Obsédée par ses performances au travail, l'héroïne du Lièvre d'Amérique décide de subir une opération qui lui permettra d’être encore plus productive. À travers cette fable animalière néolibérale, Mireille Gagné met en mots la souffrance que nous sommes parfois disposés à accepter pour jouer le jeu de la compétitivité mondialisée.
Des semaines et des semaines et des semaines à sentir de la pression sur ses épaules sa tête un étau une fatigue physique et mentale persistante un manque d’énergie et de nombreux réveils nocturnes [...] l’impression d’être complètement vidée à l’intérieur lessivée un corps impossible à remplir des pensées suicidaires énormément de pensées suicidaires [...]
Tout cela, c’est à cause de l’autre. Sa rivale. Cette jeune femme fraichement arrivée au travail de Diane, cette jeune femme bien plus efficace qu’elle. C’est ce que Diane se raconte alors qu’elle émerge du sommeil artificiel causé par l’intervention chirurgicale censée améliorer son organisme.. Bientôt, alors que son corps s’adapte aux changements, Diane dort moins, ses sens s’affinent et elle se sent traversée d’une énergie nouvelle. Le récit joue sur la frontière entre réalisme et science-fiction, et on comprend que Diane est loin d’être la première à avoir recours à ce genre de modifications.
L’opération a réussi. Elle en a la preuve. Diane n’a éprouvé aucune sorte de fatigue de toute la journée, ni dans son corps ni dans son esprit. Sa concentration et ses réflexes étaient également accrus. Ce nouvel état lui laisse entrevoir des perspectives hautement prometteuses.
Rapidement, des effets secondaires se font pourtant sentir : le visage de Diane change, il se fait plus fin et des tâches de rousseur s’éparpillent jusque sur sa gorge. Ses rêves se peuplent de poursuite dans les bois, tandis que les hommes commencent à se comporter étrangement avec elle, comme si elle dégageait une odeur. Elle est devenue une proie dans la ville. Alors, elle s’enfuit, elle quitte Montréal et son appartement. Ce sont les gènes du lièvre d’Amérique qui battent en elle.

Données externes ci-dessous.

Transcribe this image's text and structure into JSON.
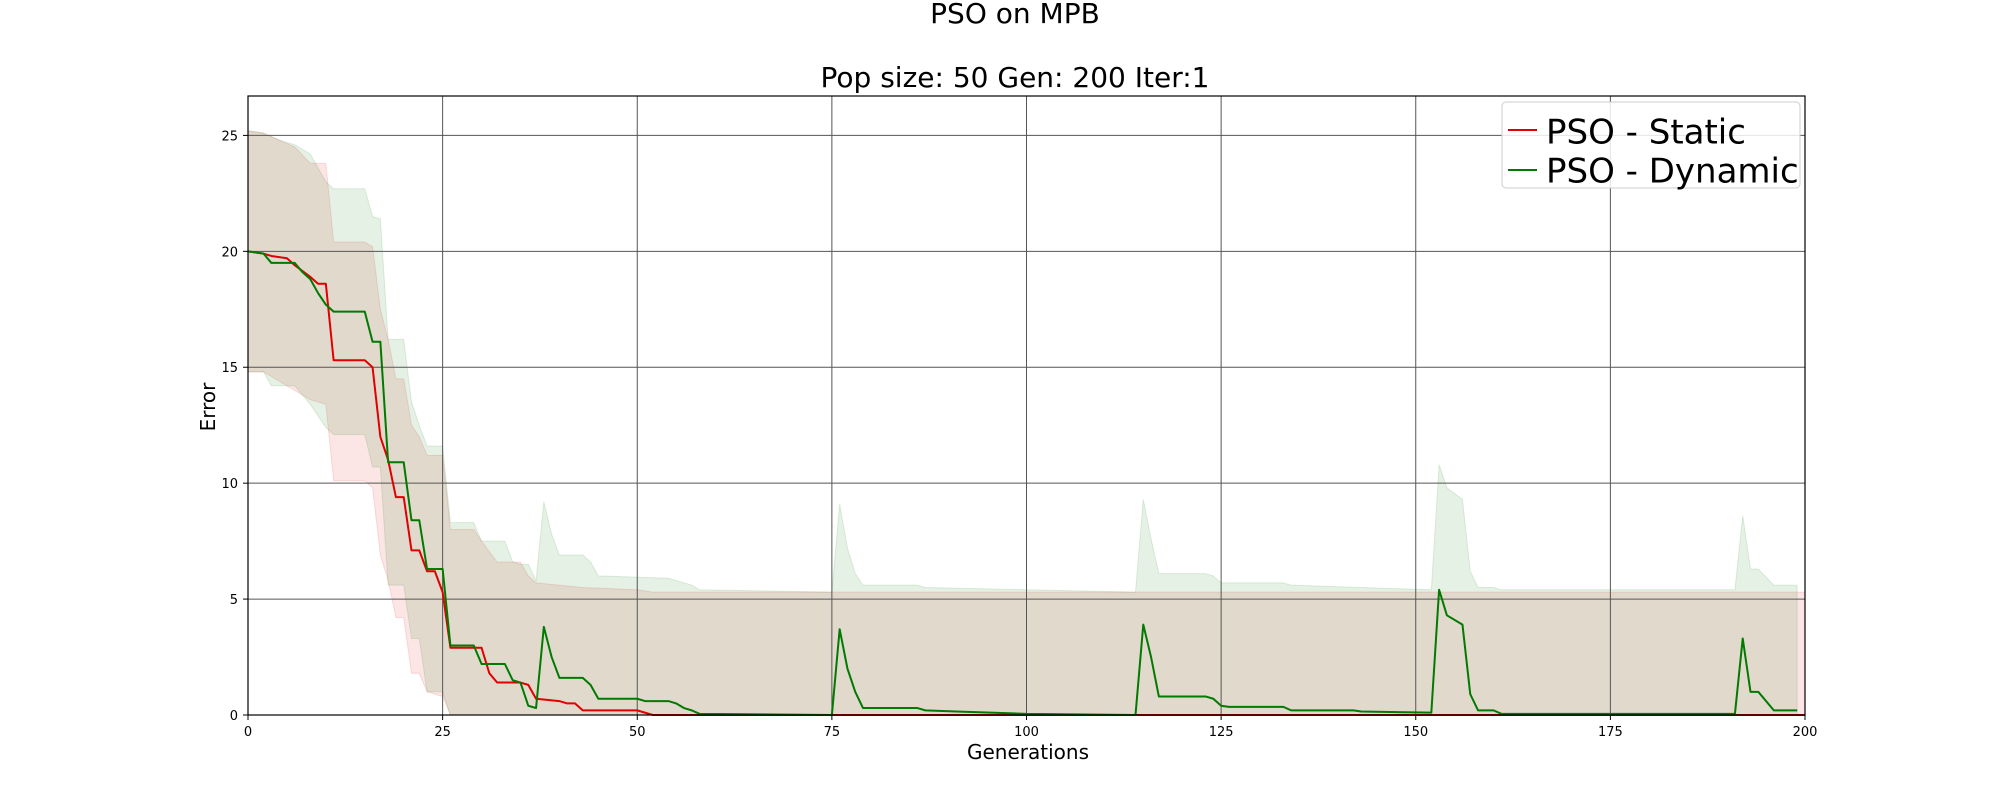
{
  "chart_data": {
    "type": "line",
    "title": "PSO on MPB",
    "subtitle": "Pop size: 50  Gen: 200  Iter:1",
    "xlabel": "Generations",
    "ylabel": "Error",
    "xlim": [
      0,
      200
    ],
    "ylim": [
      0,
      26.7
    ],
    "xticks": [
      0,
      25,
      50,
      75,
      100,
      125,
      150,
      175,
      200
    ],
    "yticks": [
      0,
      5,
      10,
      15,
      20,
      25
    ],
    "grid": true,
    "legend_position": "top-right",
    "colors": {
      "static": "#e00000",
      "dynamic": "#007a00",
      "grid": "#555555"
    },
    "series": [
      {
        "name": "PSO - Static",
        "color": "#e00000",
        "points": [
          [
            0,
            20
          ],
          [
            2,
            19.9
          ],
          [
            3,
            19.8
          ],
          [
            5,
            19.7
          ],
          [
            6,
            19.4
          ],
          [
            8,
            18.9
          ],
          [
            9,
            18.6
          ],
          [
            10,
            18.6
          ],
          [
            11,
            15.3
          ],
          [
            15,
            15.3
          ],
          [
            16,
            15.0
          ],
          [
            17,
            12.0
          ],
          [
            18,
            11.0
          ],
          [
            19,
            9.4
          ],
          [
            20,
            9.4
          ],
          [
            21,
            7.1
          ],
          [
            22,
            7.1
          ],
          [
            23,
            6.2
          ],
          [
            24,
            6.2
          ],
          [
            25,
            5.3
          ],
          [
            26,
            2.9
          ],
          [
            29,
            2.9
          ],
          [
            30,
            2.9
          ],
          [
            31,
            1.8
          ],
          [
            32,
            1.4
          ],
          [
            35,
            1.4
          ],
          [
            36,
            1.3
          ],
          [
            37,
            0.7
          ],
          [
            40,
            0.6
          ],
          [
            41,
            0.5
          ],
          [
            42,
            0.5
          ],
          [
            43,
            0.2
          ],
          [
            50,
            0.2
          ],
          [
            52,
            0
          ],
          [
            200,
            0
          ]
        ],
        "band_upper": [
          [
            0,
            25.2
          ],
          [
            2,
            25.1
          ],
          [
            4,
            24.8
          ],
          [
            6,
            24.5
          ],
          [
            8,
            23.8
          ],
          [
            10,
            23.8
          ],
          [
            11,
            20.4
          ],
          [
            15,
            20.4
          ],
          [
            16,
            20.2
          ],
          [
            17,
            17.5
          ],
          [
            18,
            16.2
          ],
          [
            19,
            14.5
          ],
          [
            20,
            14.5
          ],
          [
            21,
            12.5
          ],
          [
            22,
            12.0
          ],
          [
            23,
            11.2
          ],
          [
            25,
            11.2
          ],
          [
            26,
            8.0
          ],
          [
            29,
            8.0
          ],
          [
            30,
            7.5
          ],
          [
            32,
            6.6
          ],
          [
            35,
            6.6
          ],
          [
            36,
            6.0
          ],
          [
            37,
            5.7
          ],
          [
            43,
            5.5
          ],
          [
            50,
            5.4
          ],
          [
            52,
            5.3
          ],
          [
            200,
            5.3
          ]
        ],
        "band_lower": [
          [
            0,
            14.8
          ],
          [
            2,
            14.8
          ],
          [
            4,
            14.4
          ],
          [
            6,
            14.0
          ],
          [
            8,
            13.6
          ],
          [
            10,
            13.4
          ],
          [
            11,
            10.1
          ],
          [
            15,
            10.1
          ],
          [
            16,
            9.8
          ],
          [
            17,
            6.9
          ],
          [
            18,
            5.8
          ],
          [
            19,
            4.2
          ],
          [
            20,
            4.2
          ],
          [
            21,
            1.8
          ],
          [
            22,
            1.8
          ],
          [
            23,
            1.0
          ],
          [
            25,
            0.8
          ],
          [
            26,
            0
          ],
          [
            200,
            0
          ]
        ]
      },
      {
        "name": "PSO - Dynamic",
        "color": "#007a00",
        "points": [
          [
            0,
            20
          ],
          [
            2,
            19.9
          ],
          [
            3,
            19.5
          ],
          [
            6,
            19.5
          ],
          [
            7,
            19.1
          ],
          [
            8,
            18.8
          ],
          [
            9,
            18.2
          ],
          [
            10,
            17.7
          ],
          [
            11,
            17.4
          ],
          [
            15,
            17.4
          ],
          [
            16,
            16.1
          ],
          [
            17,
            16.1
          ],
          [
            18,
            10.9
          ],
          [
            20,
            10.9
          ],
          [
            21,
            8.4
          ],
          [
            22,
            8.4
          ],
          [
            23,
            6.3
          ],
          [
            25,
            6.3
          ],
          [
            26,
            3.0
          ],
          [
            29,
            3.0
          ],
          [
            30,
            2.2
          ],
          [
            32,
            2.2
          ],
          [
            33,
            2.2
          ],
          [
            34,
            1.5
          ],
          [
            35,
            1.4
          ],
          [
            36,
            0.4
          ],
          [
            37,
            0.3
          ],
          [
            38,
            3.8
          ],
          [
            39,
            2.5
          ],
          [
            40,
            1.6
          ],
          [
            43,
            1.6
          ],
          [
            44,
            1.3
          ],
          [
            45,
            0.7
          ],
          [
            50,
            0.7
          ],
          [
            51,
            0.6
          ],
          [
            54,
            0.6
          ],
          [
            55,
            0.5
          ],
          [
            56,
            0.3
          ],
          [
            57,
            0.2
          ],
          [
            58,
            0.05
          ],
          [
            75,
            0
          ],
          [
            76,
            3.7
          ],
          [
            77,
            2.0
          ],
          [
            78,
            1.0
          ],
          [
            79,
            0.3
          ],
          [
            86,
            0.3
          ],
          [
            87,
            0.2
          ],
          [
            91,
            0.15
          ],
          [
            100,
            0.05
          ],
          [
            114,
            0
          ],
          [
            115,
            3.9
          ],
          [
            116,
            2.5
          ],
          [
            117,
            0.8
          ],
          [
            123,
            0.8
          ],
          [
            124,
            0.7
          ],
          [
            125,
            0.4
          ],
          [
            126,
            0.35
          ],
          [
            133,
            0.35
          ],
          [
            134,
            0.2
          ],
          [
            142,
            0.2
          ],
          [
            143,
            0.15
          ],
          [
            152,
            0.1
          ],
          [
            153,
            5.4
          ],
          [
            154,
            4.3
          ],
          [
            156,
            3.9
          ],
          [
            157,
            0.9
          ],
          [
            158,
            0.2
          ],
          [
            160,
            0.2
          ],
          [
            161,
            0.05
          ],
          [
            191,
            0.05
          ],
          [
            192,
            3.3
          ],
          [
            193,
            1.0
          ],
          [
            194,
            1.0
          ],
          [
            196,
            0.2
          ],
          [
            199,
            0.2
          ]
        ],
        "band_upper": [
          [
            0,
            25.2
          ],
          [
            2,
            25.1
          ],
          [
            4,
            24.8
          ],
          [
            6,
            24.6
          ],
          [
            8,
            24.2
          ],
          [
            10,
            23.0
          ],
          [
            11,
            22.7
          ],
          [
            15,
            22.7
          ],
          [
            16,
            21.5
          ],
          [
            17,
            21.4
          ],
          [
            18,
            16.2
          ],
          [
            20,
            16.2
          ],
          [
            21,
            13.5
          ],
          [
            22,
            12.5
          ],
          [
            23,
            11.6
          ],
          [
            25,
            11.6
          ],
          [
            26,
            8.3
          ],
          [
            29,
            8.3
          ],
          [
            30,
            7.5
          ],
          [
            33,
            7.5
          ],
          [
            34,
            6.6
          ],
          [
            35,
            6.5
          ],
          [
            36,
            6.5
          ],
          [
            37,
            5.8
          ],
          [
            38,
            9.2
          ],
          [
            39,
            7.8
          ],
          [
            40,
            6.9
          ],
          [
            43,
            6.9
          ],
          [
            44,
            6.6
          ],
          [
            45,
            6.0
          ],
          [
            54,
            5.9
          ],
          [
            57,
            5.6
          ],
          [
            58,
            5.4
          ],
          [
            75,
            5.3
          ],
          [
            76,
            9.1
          ],
          [
            77,
            7.2
          ],
          [
            78,
            6.1
          ],
          [
            79,
            5.6
          ],
          [
            86,
            5.6
          ],
          [
            87,
            5.5
          ],
          [
            114,
            5.3
          ],
          [
            115,
            9.3
          ],
          [
            116,
            7.6
          ],
          [
            117,
            6.1
          ],
          [
            123,
            6.1
          ],
          [
            124,
            6.0
          ],
          [
            125,
            5.7
          ],
          [
            133,
            5.7
          ],
          [
            134,
            5.6
          ],
          [
            152,
            5.4
          ],
          [
            153,
            10.8
          ],
          [
            154,
            9.8
          ],
          [
            156,
            9.3
          ],
          [
            157,
            6.2
          ],
          [
            158,
            5.5
          ],
          [
            160,
            5.5
          ],
          [
            161,
            5.4
          ],
          [
            191,
            5.4
          ],
          [
            192,
            8.6
          ],
          [
            193,
            6.3
          ],
          [
            194,
            6.3
          ],
          [
            196,
            5.6
          ],
          [
            199,
            5.6
          ]
        ],
        "band_lower": [
          [
            0,
            14.8
          ],
          [
            2,
            14.8
          ],
          [
            3,
            14.2
          ],
          [
            6,
            14.2
          ],
          [
            8,
            13.4
          ],
          [
            10,
            12.4
          ],
          [
            11,
            12.1
          ],
          [
            15,
            12.1
          ],
          [
            16,
            10.7
          ],
          [
            17,
            10.7
          ],
          [
            18,
            5.6
          ],
          [
            20,
            5.6
          ],
          [
            21,
            3.3
          ],
          [
            22,
            3.3
          ],
          [
            23,
            1.0
          ],
          [
            25,
            1.0
          ],
          [
            26,
            0
          ],
          [
            199,
            0
          ]
        ]
      }
    ]
  }
}
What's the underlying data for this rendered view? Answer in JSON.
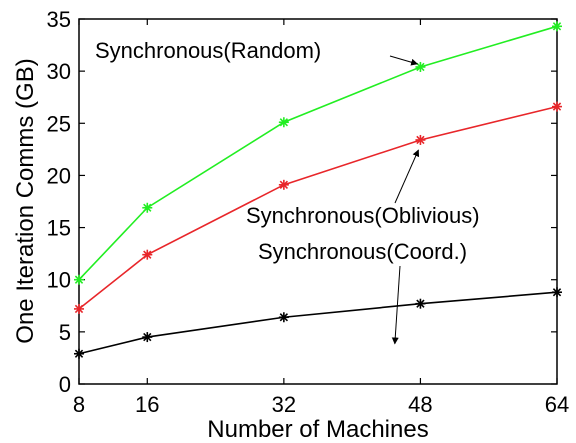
{
  "chart_data": {
    "type": "line",
    "title": "",
    "xlabel": "Number of Machines",
    "ylabel": "One Iteration Comms (GB)",
    "x": [
      8,
      16,
      32,
      48,
      64
    ],
    "xticks": [
      8,
      16,
      32,
      48,
      64
    ],
    "xlim": [
      8,
      64
    ],
    "yticks": [
      0,
      5,
      10,
      15,
      20,
      25,
      30,
      35
    ],
    "ylim": [
      0,
      35
    ],
    "grid": false,
    "legend": "none",
    "series": [
      {
        "name": "Synchronous(Random)",
        "color": "#22ee22",
        "values": [
          10.0,
          16.9,
          25.1,
          30.4,
          34.3
        ]
      },
      {
        "name": "Synchronous(Oblivious)",
        "color": "#e8262a",
        "values": [
          7.2,
          12.4,
          19.1,
          23.4,
          26.6
        ]
      },
      {
        "name": "Synchronous(Coord.)",
        "color": "#000000",
        "values": [
          2.9,
          4.5,
          6.4,
          7.7,
          8.8
        ]
      }
    ],
    "annotations": [
      {
        "text": "Synchronous(Random)",
        "series": 0,
        "point_x": 48
      },
      {
        "text": "Synchronous(Oblivious)",
        "series": 1,
        "point_x": 48
      },
      {
        "text": "Synchronous(Coord.)",
        "series": 2,
        "point_x": 45
      }
    ]
  }
}
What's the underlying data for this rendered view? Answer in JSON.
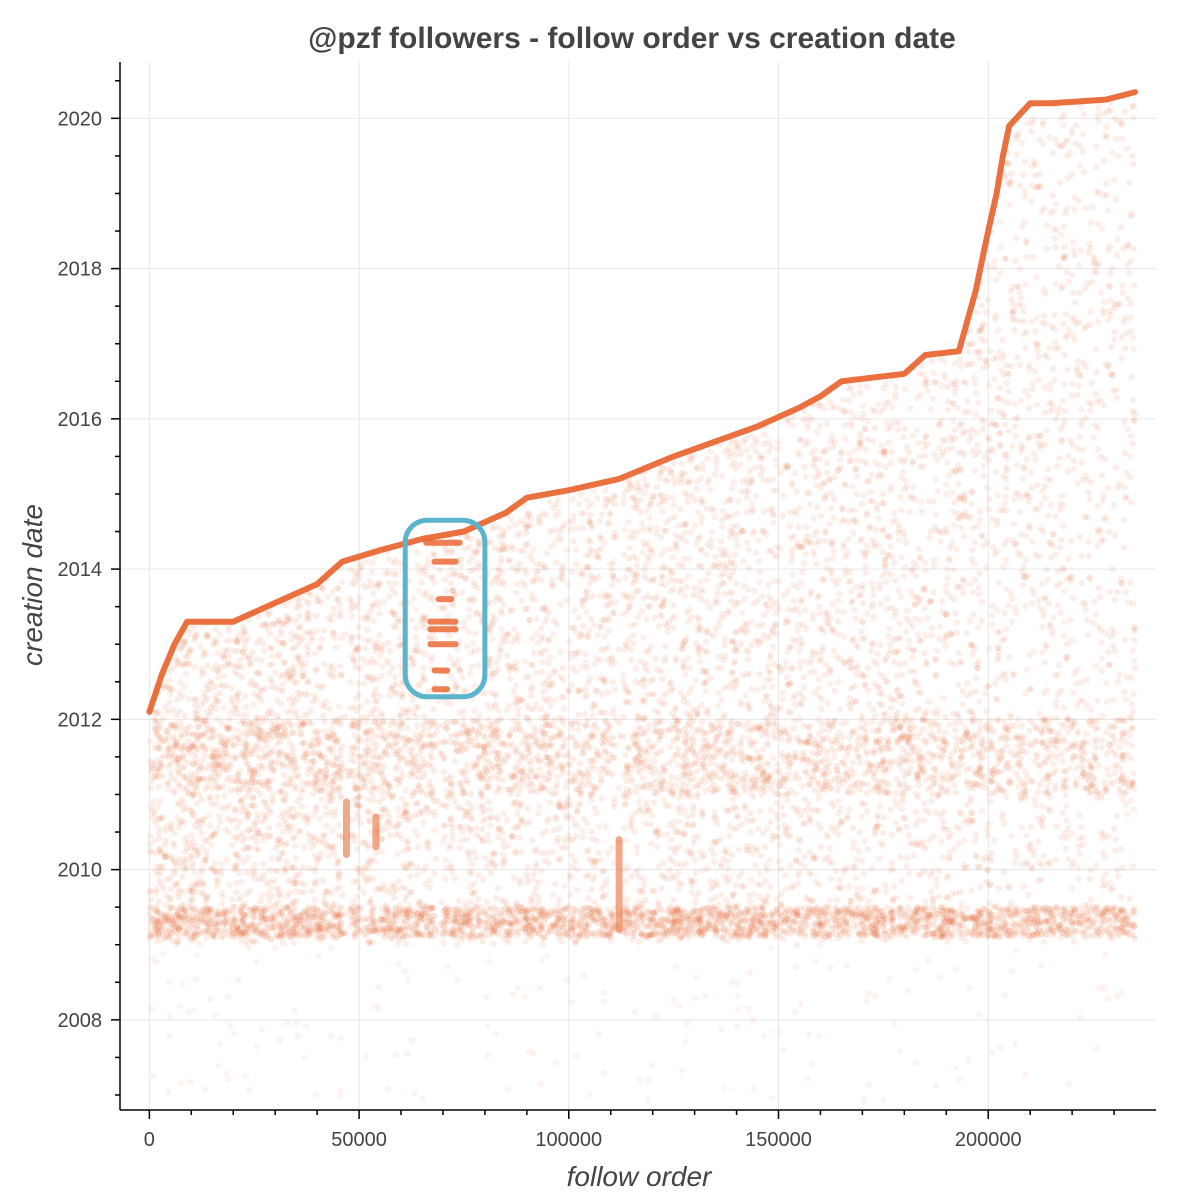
{
  "chart_data": {
    "type": "scatter",
    "title": "@pzf followers - follow order vs creation date",
    "xlabel": "follow order",
    "ylabel": "creation date",
    "xlim": [
      -7000,
      240000
    ],
    "ylim": [
      2006.8,
      2020.75
    ],
    "x_ticks": [
      0,
      50000,
      100000,
      150000,
      200000
    ],
    "x_tick_labels": [
      "0",
      "50000",
      "100000",
      "150000",
      "200000"
    ],
    "y_ticks": [
      2008,
      2010,
      2012,
      2014,
      2016,
      2018,
      2020
    ],
    "y_tick_labels": [
      "2008",
      "2010",
      "2012",
      "2014",
      "2016",
      "2018",
      "2020"
    ],
    "grid": true,
    "marker_color": "#e8622a",
    "highlight_color": "#5ab4cc",
    "upper_envelope": {
      "x": [
        0,
        3000,
        6000,
        9000,
        20000,
        30000,
        40000,
        46000,
        55000,
        65000,
        75000,
        85000,
        90000,
        100000,
        112000,
        125000,
        135000,
        145000,
        155000,
        160000,
        165000,
        180000,
        185000,
        193000,
        197000,
        200000,
        202000,
        203500,
        205000,
        210000,
        215000,
        228000,
        235000
      ],
      "y": [
        2012.1,
        2012.6,
        2013.0,
        2013.3,
        2013.3,
        2013.55,
        2013.8,
        2014.1,
        2014.25,
        2014.4,
        2014.5,
        2014.75,
        2014.95,
        2015.05,
        2015.2,
        2015.5,
        2015.7,
        2015.9,
        2016.15,
        2016.3,
        2016.5,
        2016.6,
        2016.85,
        2016.9,
        2017.7,
        2018.5,
        2019.0,
        2019.5,
        2019.9,
        2020.2,
        2020.2,
        2020.25,
        2020.35
      ]
    },
    "dense_bands": [
      {
        "y_min": 2009.1,
        "y_max": 2009.5,
        "density": "high"
      },
      {
        "y_min": 2011.0,
        "y_max": 2012.0,
        "density": "medium"
      }
    ],
    "highlighted_region": {
      "x_min": 61000,
      "x_max": 80000,
      "y_min": 2012.3,
      "y_max": 2014.65
    },
    "highlight_streaks": [
      {
        "x0": 66000,
        "x1": 74000,
        "y": 2014.35
      },
      {
        "x0": 68000,
        "x1": 73000,
        "y": 2014.1
      },
      {
        "x0": 69000,
        "x1": 72000,
        "y": 2013.6
      },
      {
        "x0": 67000,
        "x1": 73000,
        "y": 2013.3
      },
      {
        "x0": 67000,
        "x1": 73000,
        "y": 2013.2
      },
      {
        "x0": 67000,
        "x1": 73000,
        "y": 2013.0
      },
      {
        "x0": 68000,
        "x1": 71000,
        "y": 2012.65
      },
      {
        "x0": 68000,
        "x1": 71000,
        "y": 2012.4
      }
    ],
    "vertical_gaps": [
      47000,
      69000,
      112000
    ],
    "vertical_streaks": [
      {
        "x": 112000,
        "y0": 2009.2,
        "y1": 2010.4
      },
      {
        "x": 47000,
        "y0": 2010.2,
        "y1": 2010.9
      },
      {
        "x": 54000,
        "y0": 2010.3,
        "y1": 2010.7
      }
    ]
  }
}
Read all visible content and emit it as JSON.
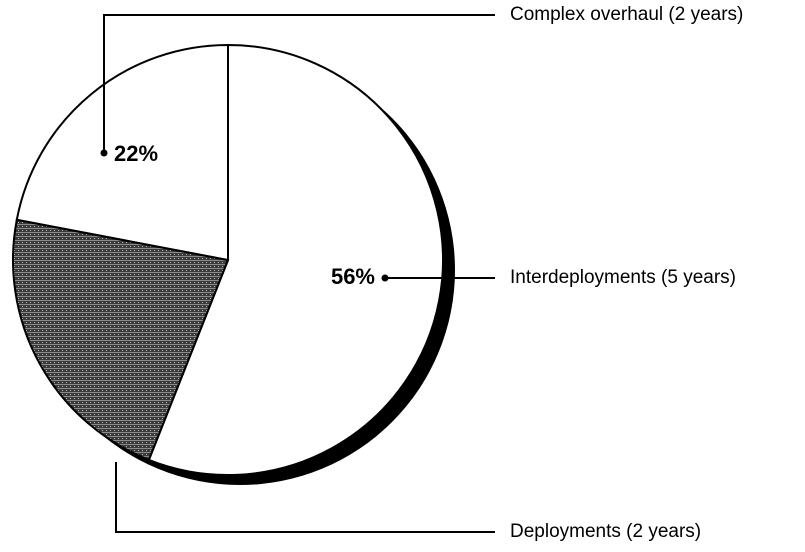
{
  "chart_data": {
    "type": "pie",
    "categories": [
      "Interdeployments (5 years)",
      "Deployments (2 years)",
      "Complex overhaul (2 years)"
    ],
    "values": [
      56,
      22,
      22
    ],
    "value_labels": [
      "56%",
      null,
      "22%"
    ],
    "colors": [
      "#ffffff",
      "#4a4a4a",
      "#ffffff"
    ]
  }
}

Pour son premier roman, Mireille Gagné s’est inspirée de sa propre expérience du surmenage. Plus connue pour ses recueils de poèmes ( Les oiseaux parlent au passé , 2009) et de nouvelles, la romancière québécoise réinvestit le thème de la nature en entrecoupant son roman de flashbacks de la jeunesse de Diane à l’Isle-aux-Grues. C’est un temps différent où les marées décident des allers et venues des humains, imposant leur propre rythme, et on comprend que l’auteure parle ici de sa propre expérience vécue sur cette île.
Mireille Gagné construit son roman en y insérant plusieurs passages thématiques : elle alterne les passages descriptifs du comportement du lièvre d’Amérique, la transformation de Diane, son enfance à l’Isle-aux-Grues avec son ami Eugène, et ces moments de surmenage où l’absence de ponctuation accentue l’impression de suffocation qui s’en dégage. Elle joue ici avec plusieurs styles selon les différents genres qu’elle mêle au roman, en passant d’un style contemplatif au sein de la nature de l’Isle-aux-Grues à une écriture beaucoup plus acérée et rythmée dans le quotidien de Diane.
Un matin Diane n’en peut plus du stress du surcontrôle de sa vie de son travail de ses abysses de ses pensées aliénantes de son insatisfaction perpétuelle de sa médiocrité de ses échecs répétés [...] Diane se sent sur le point de craquer de fond en comble d’éparpiller ses morceaux dans les draps [...]
Personnellement, ce sont ces passages-là qui m’ont le plus marquée, car ils ont su me transmettre cette angoisse qu’on retrouve dans la performance au travail. Tout à coup, Diane m'apparaît comme le produit créé de toutes pièces par ce système effréné, un produit qui cherche à être le plus efficace possible, et ce par tous les moyens. En aucun cas Diane n’est heureuse, en aucun cas Diane n’est assez performante. Les exigences ne peuvent tout simplement pas être rencontrées.
Déjà cent-vingt-huit [courriels] non lus ; deux-cent-vingt-quatre notifications. Et ça la frappe en plein visage. L’humain pourra-t-il survivre à ça encore longtemps ?
L’humain qui peut y résister, je le crains, est en voie de disparition. C’est un roman que je conseille de lire si, vous aussi, vous craignez de vous perdre dans le dédale du monde du travail.